The proposed API is based on the existing text track support in HTML and the proposed DataCue
API.
TODO: Add API summary
As new emsg
event types can be introduced from time to time, we propose to expose the raw binary emsg
data for applications to parse. This avoids the need for browsers to natively understand the structure of the event messages.
We will need to specify how to extract in-band timed metadata from the media container, and the structure in which the data is exposed via the DataCue
interface. There are a couple of options for how to do this:
-
We could update the existing Sourcing In-band Media Resource Tracks from Media Containers into HTML spec.
-
We could produce a new set of specifications, following a registry approach with one specification per media format that describes the timed metadata details for that format, similar to the Media Source Extensions Byte Stream Format Registry. This could be based on Sourcing In-band Media Resource Tracks from Media Containers into HTML.
TODO: Needs updating: show how to subscribe to specific event streams, show how to set the dispatch mode.
This example shows how to add a cuechange
handler that can be used to receive media-timed data and event cues.
const video = document.getElementById('video');
video.textTracks.addEventListener('addtrack', (event) => {
const textTrack = event.track;
if (textTrack.kind === 'metadata') {
textTrack.mode = 'hidden';
// See cueChangeHandler examples below
textTrack.addEventListener('cuechange', cueChangeHandler);
}
});
const cueChangeHandler = (event) => {
const metadataTrack = event.target;
const activeCues = metadataTrack.activeCues;
for (let i = 0; i < activeCues.length; i++) {
const cue = activeCues[i];
// The UA delivers parsed message data for this message type
if (cue.type === 'urn:mpeg:dash:event:callback:2015' &&
cue.value.emsgValue === '1') {
const url = cue.value.data;
fetch(url).then(() => { console.log('Callback completed'); });
}
}
};
This example shows how a web application can handle SCTE 35 cues, both in the case where the cues are parsed by the browser implementation, and where parsed by the web application.

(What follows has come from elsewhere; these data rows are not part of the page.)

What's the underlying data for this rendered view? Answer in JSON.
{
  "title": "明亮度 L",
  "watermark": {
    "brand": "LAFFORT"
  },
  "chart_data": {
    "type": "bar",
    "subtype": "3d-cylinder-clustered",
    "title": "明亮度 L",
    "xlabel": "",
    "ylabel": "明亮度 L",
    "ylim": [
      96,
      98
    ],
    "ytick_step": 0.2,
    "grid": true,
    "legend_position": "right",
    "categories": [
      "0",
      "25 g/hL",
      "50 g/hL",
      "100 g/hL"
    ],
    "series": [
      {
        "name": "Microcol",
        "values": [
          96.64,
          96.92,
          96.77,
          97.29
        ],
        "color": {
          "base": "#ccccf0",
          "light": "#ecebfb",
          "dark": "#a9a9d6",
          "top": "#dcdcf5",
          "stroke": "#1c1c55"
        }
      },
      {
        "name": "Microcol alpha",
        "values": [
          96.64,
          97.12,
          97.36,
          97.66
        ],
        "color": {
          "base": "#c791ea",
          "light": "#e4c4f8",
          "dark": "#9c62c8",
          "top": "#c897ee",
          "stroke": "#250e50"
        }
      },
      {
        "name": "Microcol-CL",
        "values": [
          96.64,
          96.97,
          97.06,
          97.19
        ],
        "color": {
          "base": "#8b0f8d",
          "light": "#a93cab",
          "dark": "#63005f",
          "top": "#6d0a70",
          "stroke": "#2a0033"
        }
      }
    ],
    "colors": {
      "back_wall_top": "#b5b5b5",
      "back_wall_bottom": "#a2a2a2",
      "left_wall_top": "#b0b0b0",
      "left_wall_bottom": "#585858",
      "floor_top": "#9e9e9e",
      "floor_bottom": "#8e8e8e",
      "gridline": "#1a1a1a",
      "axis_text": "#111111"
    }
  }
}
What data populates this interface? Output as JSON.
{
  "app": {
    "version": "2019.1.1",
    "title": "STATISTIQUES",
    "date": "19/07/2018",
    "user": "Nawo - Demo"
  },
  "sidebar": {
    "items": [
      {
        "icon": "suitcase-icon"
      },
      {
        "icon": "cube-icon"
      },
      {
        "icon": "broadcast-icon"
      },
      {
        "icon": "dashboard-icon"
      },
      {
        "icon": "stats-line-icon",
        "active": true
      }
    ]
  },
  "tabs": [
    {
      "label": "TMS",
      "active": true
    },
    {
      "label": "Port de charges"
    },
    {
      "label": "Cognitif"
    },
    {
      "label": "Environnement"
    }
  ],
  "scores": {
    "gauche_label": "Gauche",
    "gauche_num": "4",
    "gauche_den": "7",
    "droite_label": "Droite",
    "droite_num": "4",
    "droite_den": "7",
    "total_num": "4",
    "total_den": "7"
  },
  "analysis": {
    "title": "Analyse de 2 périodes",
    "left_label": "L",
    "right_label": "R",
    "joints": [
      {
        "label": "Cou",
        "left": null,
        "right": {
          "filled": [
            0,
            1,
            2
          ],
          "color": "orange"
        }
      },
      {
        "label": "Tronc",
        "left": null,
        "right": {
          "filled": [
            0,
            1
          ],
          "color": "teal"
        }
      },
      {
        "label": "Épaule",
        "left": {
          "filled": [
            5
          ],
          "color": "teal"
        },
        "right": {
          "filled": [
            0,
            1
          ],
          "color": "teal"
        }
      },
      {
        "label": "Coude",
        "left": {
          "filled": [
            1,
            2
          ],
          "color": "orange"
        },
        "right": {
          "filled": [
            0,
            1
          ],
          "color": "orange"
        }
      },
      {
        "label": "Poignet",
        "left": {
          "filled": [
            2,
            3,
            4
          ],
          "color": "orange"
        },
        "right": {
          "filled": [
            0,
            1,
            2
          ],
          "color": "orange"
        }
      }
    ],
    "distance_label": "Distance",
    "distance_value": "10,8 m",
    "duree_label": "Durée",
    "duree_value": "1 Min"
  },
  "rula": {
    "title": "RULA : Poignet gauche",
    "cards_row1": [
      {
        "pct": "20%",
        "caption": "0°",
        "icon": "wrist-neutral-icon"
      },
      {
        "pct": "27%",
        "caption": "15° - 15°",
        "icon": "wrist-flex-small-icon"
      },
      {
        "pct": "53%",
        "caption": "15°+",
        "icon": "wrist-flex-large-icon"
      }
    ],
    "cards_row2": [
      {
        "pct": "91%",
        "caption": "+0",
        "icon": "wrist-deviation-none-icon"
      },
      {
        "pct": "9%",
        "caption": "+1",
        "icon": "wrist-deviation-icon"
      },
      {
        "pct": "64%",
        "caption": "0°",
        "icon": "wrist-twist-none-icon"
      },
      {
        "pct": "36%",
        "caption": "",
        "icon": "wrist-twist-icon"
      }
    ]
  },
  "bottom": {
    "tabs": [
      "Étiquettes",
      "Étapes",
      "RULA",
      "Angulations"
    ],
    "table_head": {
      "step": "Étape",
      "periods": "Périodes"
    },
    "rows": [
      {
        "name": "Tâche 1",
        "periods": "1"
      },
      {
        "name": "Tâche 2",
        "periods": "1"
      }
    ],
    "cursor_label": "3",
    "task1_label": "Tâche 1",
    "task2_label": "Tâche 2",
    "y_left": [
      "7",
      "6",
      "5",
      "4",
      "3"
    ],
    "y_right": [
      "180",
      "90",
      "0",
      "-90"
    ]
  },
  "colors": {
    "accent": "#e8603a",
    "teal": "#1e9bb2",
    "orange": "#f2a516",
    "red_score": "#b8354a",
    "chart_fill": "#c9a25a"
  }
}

const cueChangeHandler = (event) => {
const metadataTrack = event.target;
const activeCues = metadataTrack.activeCues;
for (let i = 0; i < activeCues.length; i++) {
const cue = activeCues[i];
if (cue.type === 'urn:scte:scte35:2013:bin') {
// Parse the SCTE-35 message payload.
// parseSCTE35Data() is similar to Comcast's scte35.js library,
// adapted to take an ArrayBuffer as input.
// https://github.com/Comcast/scte35-js/blob/master/src/scte35.ts
const scte35Message = parseSCTE35Data(cue.value.data);
console.log(cue.startTime, cue.endTime, scte35Message.tableId, scte35Message.spliceCommandType);
}
}
};
This example shows how a web application can use the proposed new addcue
event to attach enter
and exit
handlers to each cue on the metadata track.
// video.currentTime has reached the cue start time
// through normal playback progression
const cueEnterHandler = (event) => {
const cue = event.target;
console.log('cueEnter', cue.startTime, cue.endTime);
};
// video.currentTime has reached the cue end time
// through normal playback progression
const cueExitHandler = (event) => {
const cue = event.target;
console.log('cueExit', cue.startTime, cue.endTime);
};
// A cue has been parsed from the media container
const addCueHandler = (event) => {
const cue = event.cue;
// Attach enter/exit event handlers
cue.onenter = cueEnterhandler;
cue.onexit = cueExitHandler;
};
const video = document.getElementById('video');
video.textTracks.addEventListener('addtrack', (event) => {
const textTrack = event.track;
if (textTrack.kind === 'metadata') {
textTrack.mode = 'hidden';
textTrack.addEventListener('addcue', addCueHandler);
}
});
TODO
This explainer is based on content from a Note written by the W3C Media and Entertainment Interest Group, and from a number of associated discussions, including the TPAC breakout session on video metadata cues. It is also closely related to the DASH-IF DASH Player's Application Events and Timed Metadata Processing Models and APIs document.